因为前面分析过源码,其实内部只有一种选举算法 FastLeaderElection

public Vote lookForLeader() throws InterruptedException {
    // 前面还是和JMX有关,监控数据
        try {
            this.self.jmxLeaderElectionBean = new LeaderElectionBean();
            MBeanRegistry.getInstance().register(this.self.jmxLeaderElectionBean, this.self.jmxLocalPeerBean);
        } catch (Exception var24) {
            LOG.warn("Failed to register with JMX", var24);
            this.self.jmxLeaderElectionBean = null;
        }
        this.self.start_fle = Time.currentElapsedTime();
        try {
            Map<Long, Vote> recvset = new HashMap();
            Map<Long, Vote> outofelection = new HashMap();
            int notTimeout = minNotificationInterval;
            synchronized(this) {
                // 原地底层 logicalclock   代表逻辑时钟 epoch
                this.logicalclock.incrementAndGet();
                // 更新事务的票据 myid zxid epoch   把自己投票的提案设置成自己的信息
                this.updateProposal(this.getInitId(), this.getInitLastLoggedZxid(), this.getPeerEpoch());
            }
            LOG.info("New election. My id = {}, proposed zxid=0x{}", this.self.getId(), Long.toHexString(this.proposedZxid));
            this.sendNotifications(); // 发送通知,将自己的票据发送到集群的其他节点,相当于每个节点都会收到其他节点的vote
            FastLeaderElection.Notification n;
            // 只要当前节点的状态是Looking,就不断地循环
            while(this.self.getPeerState() == ServerState.LOOKING && !this.stop) {
                // 从接收队列中获取一个 Notification 其表示接收到的集群中任意一个节点的vote
                n = (FastLeaderElection.Notification)this.recvqueue.poll((long)notTimeout, TimeUnit.MILLISECONDS);
                if (n == null) { // 判断是否有数据
                    if (this.manager.haveDelivered()) {
                        this.sendNotifications(); // 重新发送一次
                    } else {
                        this.manager.connectAll(); // 重连
                    }
          // 延迟重试
                    int tmpTimeOut = notTimeout * 2;
                    notTimeout = Math.min(tmpTimeOut, maxNotificationInterval);
                    LOG.info("Notification time out: {}", notTimeout);
                // 先验证收到的Notification是否合法
                // sid/leader 都代表myid
                } else if (this.validVoter(n.sid) && this.validVoter(n.leader)) {
                    SyncedLearnerTracker voteSet;
                    Vote endVote;
                    Vote var7;
                    switch(n.state) { // 收到通知的节点状态
                    case LOOKING: // 在leader选举的这个阶段,收到投票时,所有节点的状态都是looking
                        if (this.getInitLastLoggedZxid() == -1L) {
                            LOG.debug("Ignoring notification as our zxid is -1");  
                        } 
                        else if (n.zxid == -1L) {
                            LOG.debug("Ignoring notification from member with -1 zxid {}", n.sid);
                        } else {
                            // 收到的epoch 要大于 自己的epoch
                            // 说明收到要比自己的更新,所以应该接纳对方的vote
                            if (n.electionEpoch > this.logicalclock.get()) {
                                this.logicalclock.set(n.electionEpoch); // 先将自己的epoch改成对方的
                                recvset.clear(); // 清空集合,重新归票
                                // 比较vote
                                if (this.totalOrderPredicate(n.leader, n.zxid, n.peerEpoch, this.getInitId(), this.getInitLastLoggedZxid(), this.getPeerEpoch())) {
                                    // 更新成收到的vote(leader zxid epoch)

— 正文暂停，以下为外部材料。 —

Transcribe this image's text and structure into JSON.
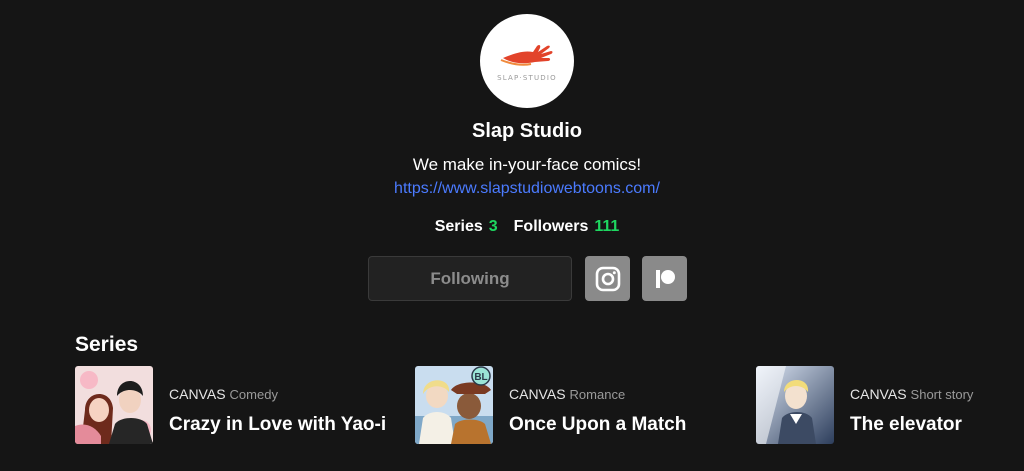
{
  "profile": {
    "logo_text": "SLAP·STUDIO",
    "name": "Slap Studio",
    "tagline": "We make in-your-face comics!",
    "website": "https://www.slapstudiowebtoons.com/",
    "stats": [
      {
        "label": "Series",
        "value": "3"
      },
      {
        "label": "Followers",
        "value": "111"
      }
    ]
  },
  "actions": {
    "follow_label": "Following",
    "social": [
      {
        "name": "instagram-icon"
      },
      {
        "name": "patreon-icon"
      }
    ]
  },
  "series_section": {
    "title": "Series",
    "items": [
      {
        "platform": "CANVAS",
        "genre": "Comedy",
        "title": "Crazy in Love with Yao-i"
      },
      {
        "platform": "CANVAS",
        "genre": "Romance",
        "title": "Once Upon a Match",
        "badge": "BL"
      },
      {
        "platform": "CANVAS",
        "genre": "Short story",
        "title": "The elevator"
      }
    ]
  },
  "colors": {
    "background": "#151515",
    "accent_green": "#1ed760",
    "link_blue": "#4b7bff",
    "logo_red": "#e2432a"
  }
}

                                    this.updateProposal(n.leader, n.zxid, n.peerEpoch);
                                } else {
                                    this.updateProposal(this.getInitId(), this.getInitLastLoggedZxid(), this.getPeerEpoch());
                                }
                // 更新完成后继续发送广播 vote (可能是自己的,也可能是别人的)取决于epoch zxid myid
                                this.sendNotifications();
                            } else {
                                // 如果收到的epoch小于自己的,那么说明没资格影响自己的票据
                                if (n.electionEpoch < this.logicalclock.get()) {
                                    LOG.debug("Notification election epoch is smaller than logicalclock. n.electionEpoch = 0x{}, logicalclock=0x{}", Long.toHexString(n.electionEpoch), Long.toHexString(this.logicalclock.get()));
                                    continue;
                                }
                // 说明epoch相等
                                if (this.totalOrderPredicate(n.leader, n.zxid, n.peerEpoch, this.proposedLeader, this.proposedZxid, this.proposedEpoch)) {
                                    this.updateProposal(n.leader, n.zxid, n.peerEpoch);
                                    this.sendNotifications();
                                }
                            }
                            LOG.debug("Adding vote: from={}, proposed leader={}, proposed zxid=0x{}, proposed election epoch=0x{}", new Object[]{n.sid, n.leader, Long.toHexString(n.zxid), Long.toHexString(n.electionEpoch)});
                            // 通过上面的多层比较,将其存在 recvset
                            recvset.put(n.sid, new Vote(n.leader, n.zxid, n.electionEpoch, n.peerEpoch));
                            // 根据选票数量来决定是否决定选举 
                            voteSet = this.getVoteTracker(recvset, new Vote(this.proposedLeader, this.proposedZxid, this.logicalclock.get(), this.proposedEpoch));
--------------------------------------------------------------------------------  
    // 总体来说,该方法的目的是根据给定的投票信息和特定投票对象构建一个SyncedLearnerTracker对象,并将满足条件的确认节点添加到其中。 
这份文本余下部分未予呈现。